Given a noetherian local ring $A$, $p$ a prime ideal of $A$, and a subring $R\subseteq A$. Put $p_0=p\cap R$, $S=R_{p_0}$ and $B'=A_{p_0}$. Then it's said that $B=A_p$ is a localization of the local ring $B'$ by a maximal ideal.
I am not quite understand this statement. Usually, a localized ring is bigger than original ring. But $p_0$ is smaller than $p$, thus $A_{p_0}$ is bigger than $A_p$. Then why could we say $B$ is a localization of $B'$? Hope someone could help. Thanks!
Best Answer
First of all, we need to recall the definition of $A_{p_0}$. Let $W = R \setminus p_0$. Then $A_{p_0} := W^{-1}A$.

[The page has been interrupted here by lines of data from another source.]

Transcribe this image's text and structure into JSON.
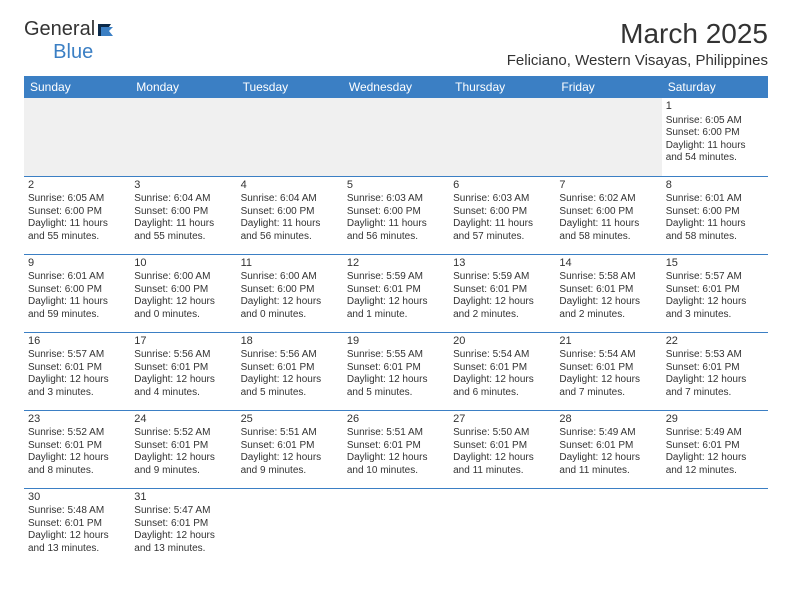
{
  "logo": {
    "text1": "General",
    "text2": "Blue"
  },
  "title": "March 2025",
  "location": "Feliciano, Western Visayas, Philippines",
  "colors": {
    "header_bg": "#3b7fc4",
    "header_text": "#ffffff",
    "border": "#3b7fc4",
    "spacer_bg": "#f0f0f0",
    "text": "#333333",
    "logo_accent": "#3b7fc4"
  },
  "daysOfWeek": [
    "Sunday",
    "Monday",
    "Tuesday",
    "Wednesday",
    "Thursday",
    "Friday",
    "Saturday"
  ],
  "weeks": [
    [
      null,
      null,
      null,
      null,
      null,
      null,
      {
        "n": "1",
        "sr": "Sunrise: 6:05 AM",
        "ss": "Sunset: 6:00 PM",
        "d1": "Daylight: 11 hours",
        "d2": "and 54 minutes."
      }
    ],
    [
      {
        "n": "2",
        "sr": "Sunrise: 6:05 AM",
        "ss": "Sunset: 6:00 PM",
        "d1": "Daylight: 11 hours",
        "d2": "and 55 minutes."
      },
      {
        "n": "3",
        "sr": "Sunrise: 6:04 AM",
        "ss": "Sunset: 6:00 PM",
        "d1": "Daylight: 11 hours",
        "d2": "and 55 minutes."
      },
      {
        "n": "4",
        "sr": "Sunrise: 6:04 AM",
        "ss": "Sunset: 6:00 PM",
        "d1": "Daylight: 11 hours",
        "d2": "and 56 minutes."
      },
      {
        "n": "5",
        "sr": "Sunrise: 6:03 AM",
        "ss": "Sunset: 6:00 PM",
        "d1": "Daylight: 11 hours",
        "d2": "and 56 minutes."
      },
      {
        "n": "6",
        "sr": "Sunrise: 6:03 AM",
        "ss": "Sunset: 6:00 PM",
        "d1": "Daylight: 11 hours",
        "d2": "and 57 minutes."
      },
      {
        "n": "7",
        "sr": "Sunrise: 6:02 AM",
        "ss": "Sunset: 6:00 PM",
        "d1": "Daylight: 11 hours",
        "d2": "and 58 minutes."
      },
      {
        "n": "8",
        "sr": "Sunrise: 6:01 AM",
        "ss": "Sunset: 6:00 PM",
        "d1": "Daylight: 11 hours",
        "d2": "and 58 minutes."
      }
    ],
    [
      {
        "n": "9",
        "sr": "Sunrise: 6:01 AM",
        "ss": "Sunset: 6:00 PM",
        "d1": "Daylight: 11 hours",
        "d2": "and 59 minutes."
      },
      {
        "n": "10",
        "sr": "Sunrise: 6:00 AM",
        "ss": "Sunset: 6:00 PM",
        "d1": "Daylight: 12 hours",
        "d2": "and 0 minutes."
      },
      {
        "n": "11",
        "sr": "Sunrise: 6:00 AM",
        "ss": "Sunset: 6:00 PM",
        "d1": "Daylight: 12 hours",
        "d2": "and 0 minutes."
      },
      {
        "n": "12",
        "sr": "Sunrise: 5:59 AM",
        "ss": "Sunset: 6:01 PM",
        "d1": "Daylight: 12 hours",
        "d2": "and 1 minute."
      },
      {
        "n": "13",
        "sr": "Sunrise: 5:59 AM",
        "ss": "Sunset: 6:01 PM",
        "d1": "Daylight: 12 hours",
        "d2": "and 2 minutes."
      },
      {
        "n": "14",
        "sr": "Sunrise: 5:58 AM",
        "ss": "Sunset: 6:01 PM",
        "d1": "Daylight: 12 hours",
        "d2": "and 2 minutes."
      },
      {
        "n": "15",
        "sr": "Sunrise: 5:57 AM",
        "ss": "Sunset: 6:01 PM",
        "d1": "Daylight: 12 hours",
        "d2": "and 3 minutes."
      }
    ],
    [
      {
        "n": "16",
        "sr": "Sunrise: 5:57 AM",
        "ss": "Sunset: 6:01 PM",
        "d1": "Daylight: 12 hours",
        "d2": "and 3 minutes."
      },
      {
        "n": "17",
        "sr": "Sunrise: 5:56 AM",
        "ss": "Sunset: 6:01 PM",
        "d1": "Daylight: 12 hours",
        "d2": "and 4 minutes."
      },
      {
        "n": "18",
        "sr": "Sunrise: 5:56 AM",
        "ss": "Sunset: 6:01 PM",
        "d1": "Daylight: 12 hours",
        "d2": "and 5 minutes."
      },
      {
        "n": "19",
        "sr": "Sunrise: 5:55 AM",
        "ss": "Sunset: 6:01 PM",
        "d1": "Daylight: 12 hours",
        "d2": "and 5 minutes."
      },
      {
        "n": "20",
        "sr": "Sunrise: 5:54 AM",
        "ss": "Sunset: 6:01 PM",
        "d1": "Daylight: 12 hours",
        "d2": "and 6 minutes."
      },
      {
        "n": "21",
        "sr": "Sunrise: 5:54 AM",
        "ss": "Sunset: 6:01 PM",
        "d1": "Daylight: 12 hours",
        "d2": "and 7 minutes."
      },
      {
        "n": "22",
        "sr": "Sunrise: 5:53 AM",
        "ss": "Sunset: 6:01 PM",
        "d1": "Daylight: 12 hours",
        "d2": "and 7 minutes."
      }
    ],
    [
      {
        "n": "23",
        "sr": "Sunrise: 5:52 AM",
        "ss": "Sunset: 6:01 PM",
        "d1": "Daylight: 12 hours",
        "d2": "and 8 minutes."
      },
      {
        "n": "24",
        "sr": "Sunrise: 5:52 AM",
        "ss": "Sunset: 6:01 PM",
        "d1": "Daylight: 12 hours",
        "d2": "and 9 minutes."
      },
      {
        "n": "25",
        "sr": "Sunrise: 5:51 AM",
        "ss": "Sunset: 6:01 PM",
        "d1": "Daylight: 12 hours",
        "d2": "and 9 minutes."
      },
      {
        "n": "26",
        "sr": "Sunrise: 5:51 AM",
        "ss": "Sunset: 6:01 PM",
        "d1": "Daylight: 12 hours",
        "d2": "and 10 minutes."
      },
      {
        "n": "27",
        "sr": "Sunrise: 5:50 AM",
        "ss": "Sunset: 6:01 PM",
        "d1": "Daylight: 12 hours",
        "d2": "and 11 minutes."
      },
      {
        "n": "28",
        "sr": "Sunrise: 5:49 AM",
        "ss": "Sunset: 6:01 PM",
        "d1": "Daylight: 12 hours",
        "d2": "and 11 minutes."
      },
      {
        "n": "29",
        "sr": "Sunrise: 5:49 AM",
        "ss": "Sunset: 6:01 PM",
        "d1": "Daylight: 12 hours",
        "d2": "and 12 minutes."
      }
    ],
    [
      {
        "n": "30",
        "sr": "Sunrise: 5:48 AM",
        "ss": "Sunset: 6:01 PM",
        "d1": "Daylight: 12 hours",
        "d2": "and 13 minutes."
      },
      {
        "n": "31",
        "sr": "Sunrise: 5:47 AM",
        "ss": "Sunset: 6:01 PM",
        "d1": "Daylight: 12 hours",
        "d2": "and 13 minutes."
      },
      null,
      null,
      null,
      null,
      null
    ]
  ]
}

Since $p_0 = R \cap p$ and $R \subset A$, $R \setminus p_0 \subset A \setminus p$. Thus, $A_p$ is a further localization of $A_{p_0}$.
The last part of your question has an incorrect part. Let $k$ be a field, and let $R = k, A = k[x,y]$, and $p = xA$. Then $p_0 = 0$ and $A_{p_0} = A$. But $p = xA$ is not a maximal ideal. So, the word "maximal" needs to be replaced by the word "prime".
In general, a localization of a ring $R$ need not contain $R$, e.g., $\mathbb{Z}/(6)$.